O papo de que o cinema brasileiro tem muita violência e muita pobreza reflete nossa realidade. Somos um país de terceiro mundo. Claro, com uma economia pujante hoje em dia, mas de um histórico de luta para superar mazelas e miséria.

Caminhos para o fortalecimento do cinema nacional

A melhor forma de mudarmos isso é trazer mais vozes, mais incentivo, porque somos um povo extremamente criativo, extremamente talentoso. O Brasil é uma miscelânea de histórias e vivências, por isso é um solo muito fértil para grandes obras, mas precisa-se de uma certa estrutura.

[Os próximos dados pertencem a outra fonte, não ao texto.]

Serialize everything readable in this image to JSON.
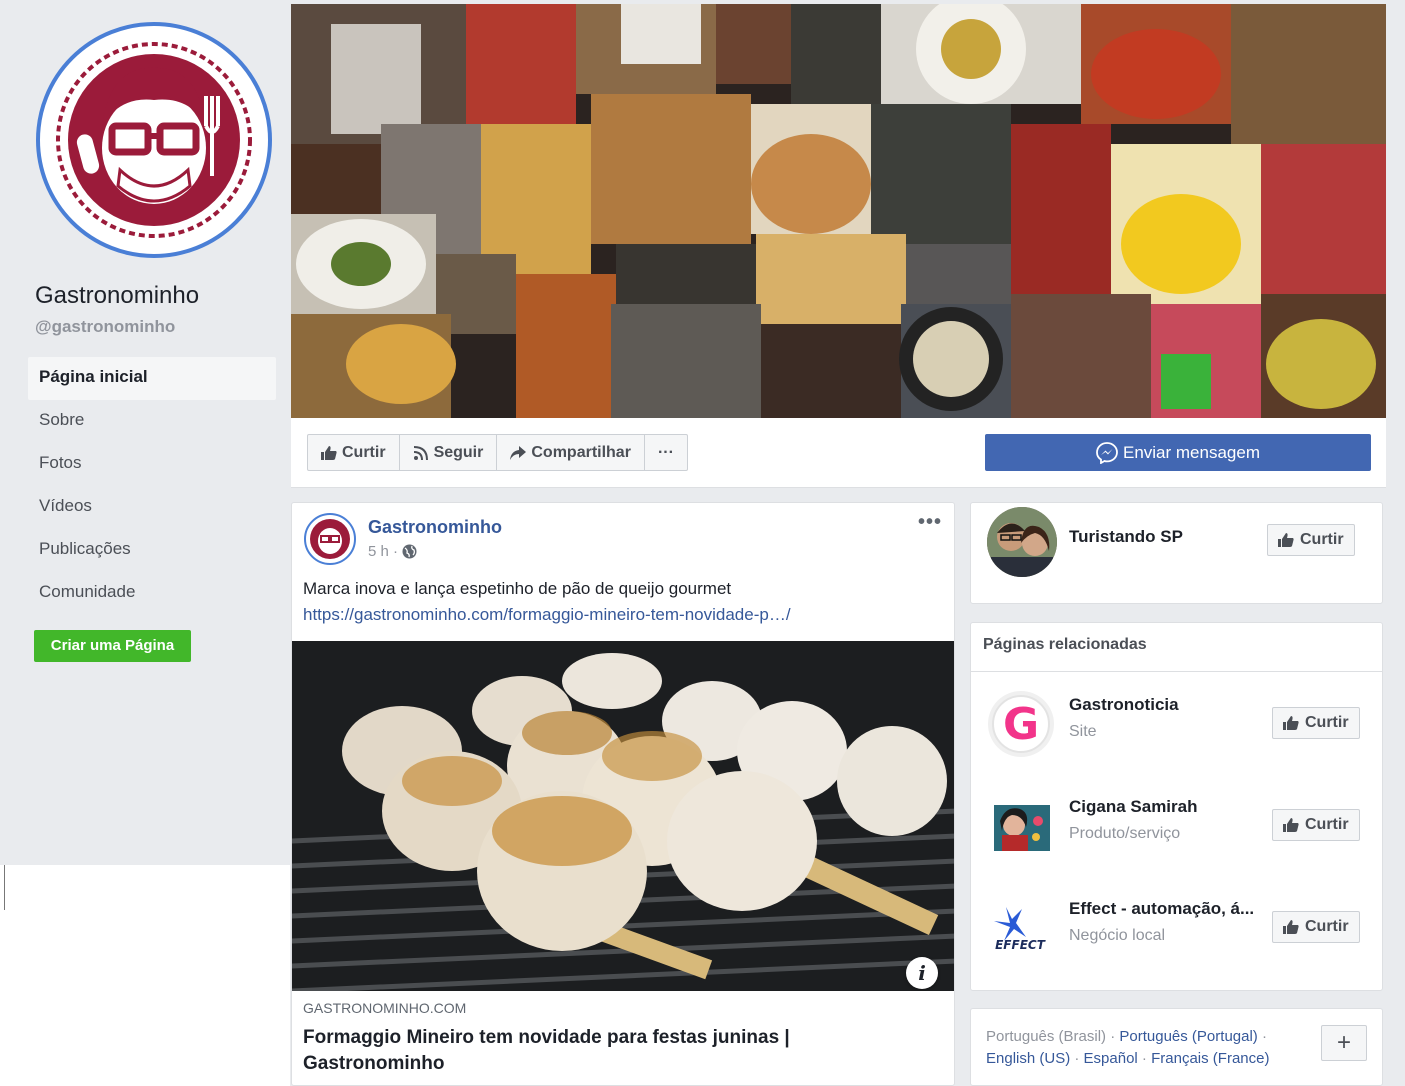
{
  "sidebar": {
    "page_name": "Gastronominho",
    "handle": "@gastronominho",
    "nav": [
      "Página inicial",
      "Sobre",
      "Fotos",
      "Vídeos",
      "Publicações",
      "Comunidade"
    ],
    "create_page": "Criar uma Página"
  },
  "actions": {
    "like": "Curtir",
    "follow": "Seguir",
    "share": "Compartilhar",
    "more": "···",
    "message": "Enviar mensagem"
  },
  "post": {
    "author": "Gastronominho",
    "time": "5 h ·",
    "more": "•••",
    "text": "Marca inova e lança espetinho de pão de queijo gourmet",
    "link": "https://gastronominho.com/formaggio-mineiro-tem-novidade-p…/",
    "info": "i",
    "domain": "GASTRONOMINHO.COM",
    "title": "Formaggio Mineiro tem novidade para festas juninas | Gastronominho"
  },
  "suggested": {
    "name": "Turistando SP",
    "like": "Curtir"
  },
  "related": {
    "heading": "Páginas relacionadas",
    "items": [
      {
        "name": "Gastronoticia",
        "category": "Site",
        "like": "Curtir"
      },
      {
        "name": "Cigana Samirah",
        "category": "Produto/serviço",
        "like": "Curtir"
      },
      {
        "name": "Effect - automação, á...",
        "category": "Negócio local",
        "like": "Curtir"
      }
    ]
  },
  "languages": {
    "current": "Português (Brasil)",
    "sep": " · ",
    "links": [
      "Português (Portugal)",
      "English (US)",
      "Español",
      "Français (France)"
    ],
    "plus": "+"
  },
  "logos": {
    "effect_text": "EFFECT",
    "g_letter": "G"
  },
  "colors": {
    "brand_red": "#9b1b3a",
    "facebook_blue": "#4267b2",
    "link_blue": "#365899",
    "create_green": "#42b72a"
  }
}
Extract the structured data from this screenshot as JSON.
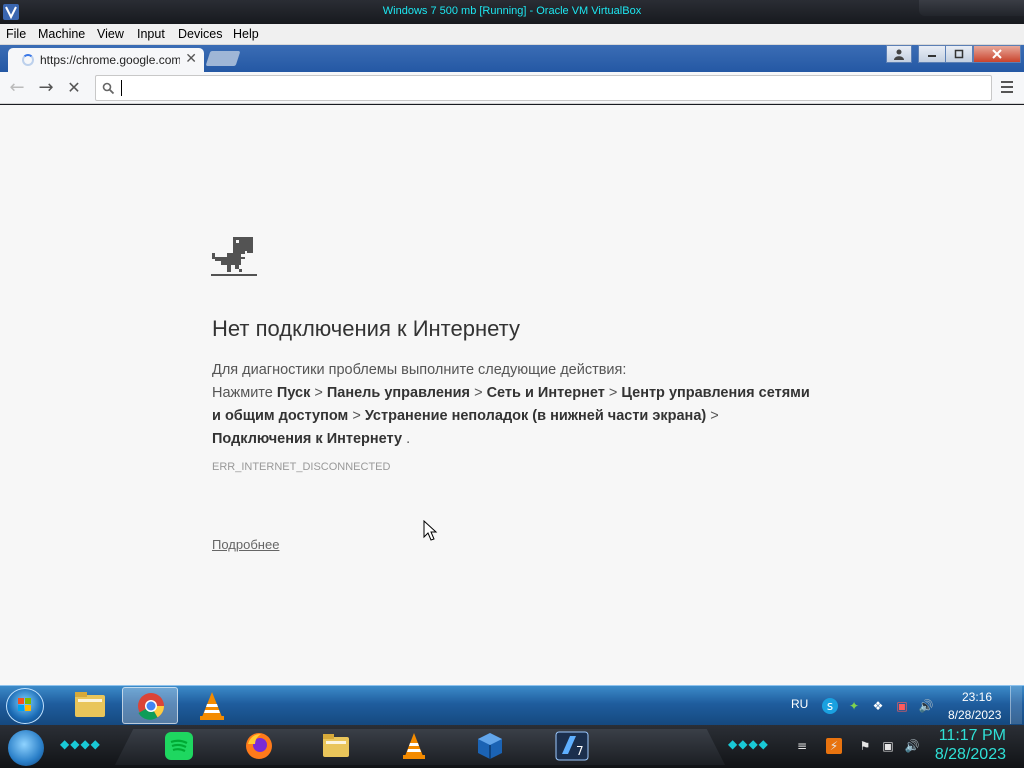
{
  "host_window": {
    "title": "Windows 7 500 mb [Running] - Oracle VM VirtualBox",
    "menu": [
      "File",
      "Machine",
      "View",
      "Input",
      "Devices",
      "Help"
    ]
  },
  "browser": {
    "tab": {
      "title": "https://chrome.google.com",
      "close_glyph": "✕"
    },
    "window_controls": [
      "user-icon",
      "minimize-icon",
      "maximize-icon",
      "close-icon"
    ],
    "toolbar": {
      "back_glyph": "←",
      "forward_glyph": "→",
      "stop_glyph": "✕",
      "search_glyph": "🔍",
      "omnibox_value": ""
    }
  },
  "error_page": {
    "title": "Нет подключения к Интернету",
    "intro": "Для диагностики проблемы выполните следующие действия:",
    "steps": {
      "press": "Нажмите",
      "start": "Пуск",
      "sep": ">",
      "control_panel": "Панель управления",
      "network": "Сеть и Интернет",
      "center": "Центр управления сетями и общим доступом",
      "troubleshoot": "Устранение неполадок (в нижней части экрана)",
      "connections": "Подключения к Интернету",
      "end": "."
    },
    "code": "ERR_INTERNET_DISCONNECTED",
    "more_link": "Подробнее"
  },
  "guest_taskbar": {
    "pinned": [
      "folder-icon",
      "chrome-icon",
      "vlc-icon"
    ],
    "language": "RU",
    "time": "23:16",
    "date": "8/28/2023"
  },
  "host_dock": {
    "apps": [
      "spotify-icon",
      "firefox-icon",
      "folder-icon",
      "vlc-icon",
      "virtualbox-icon",
      "windows7-vm-icon"
    ],
    "time": "11:17 PM",
    "date": "8/28/2023"
  },
  "colors": {
    "chrome_frame": "#2458a4",
    "taskbar": "#1f5d9e",
    "accent_cyan": "#2fe0d6"
  }
}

Lei Rouanet é um artifício básico que passa por várias artes e é o mínimo que poderíamos esperar.

Para o cinema brasileiro, voltou no ano passado a lei de cotas, que obriga os cinemas pelo Brasil a exibirem filmes feitos aqui. Há uma quantidade mínima obrigatória a ser exibida dependendo do número de salas disponíveis. E depois disso?

Tornar a opção desejável no “confronto” contra grandes e explosivas produções hollywoodianas. Poderia ser fazendo com que filmes produzidos no Brasil tivessem ingressos a preços mais populares. O brasileiro gosta muito de ir ao cinema, só não vai pelo preço. Sempre quando há promoção de ingresso a dez reais, todas as salas lotam.

Garantir mais salas de cinema. Quem mora em grandes cidades não sofre com isso. Mas as pequenas tendem a não ter uma sala de cinema sequer. É necessário se deslocar até outra cidade, às vezes muito distante, para conseguir assistir a um filme.

Futebol e cinema são espetáculos

Fazendo uma comparação novamente com o futebol, claro que construir uma sala de cinema não é tão fácil quanto fazer um campinho de futebol. No país do futebol, todas as cidades têm uma estrutura necessária.

Por que não podemos garantir, ou buscar garantir, que toda cidade tenha uma sala de cinema? Se houver uma sala de cinema, fica muito mais fácil as pessoas irem, consumirem e debaterem. E isso, na criação de um mercado, é muito importante. Se ninguém assistisse, se ninguém fosse ver partidas de futebol, o futebol não seria tão grande quanto é hoje.

No futebol, existe preocupação com carreira, com infraestrutura e com o comércio muito grandes. Um time de futebol tem uma equipe de profissionais preparados, tentará ter a melhor estrutura possível sempre, buscará os melhores talentos e investirá numa base para que sempre tenha os melhores jogadores, acompanhando-os o quanto antes, desde cedo.

Há todo um comércio em torno, como o de camisas, que é o mais óbvio, mas também de qualquer produto com a logo do clube. A mesma coisa pode acontecer com o cinema.

Um elenco galáctico

O sucesso de “Ainda Estou Aqui” não é um acaso e não é fruto de sorte, mas de pessoas como o diretor Walter Salles, que já fez o brilhante “Central do Brasil”, a Fernanda Torres, que já recebeu indicações internacionais antes e é uma profissional de carreira longeva, Selton Mello, de igual jornada marcante, e outros grandes profissionais.

A melhor chance que temos de conseguir ser indicados ao Oscar novamente é vivermos num país com mais profissionais experientes, com a infraestrutura necessária para conseguir produzir mais. E para isso, precisamos investir, formar, capacitar e apoiar.

Cinema dá dinheiro, é uma indústria gigantesca. E o Brasil tem um solo fértil para isso.

Ganhamos o nosso primeiro Oscar ontem.

Agora, é trabalhar para que seja o primeiro de muitos.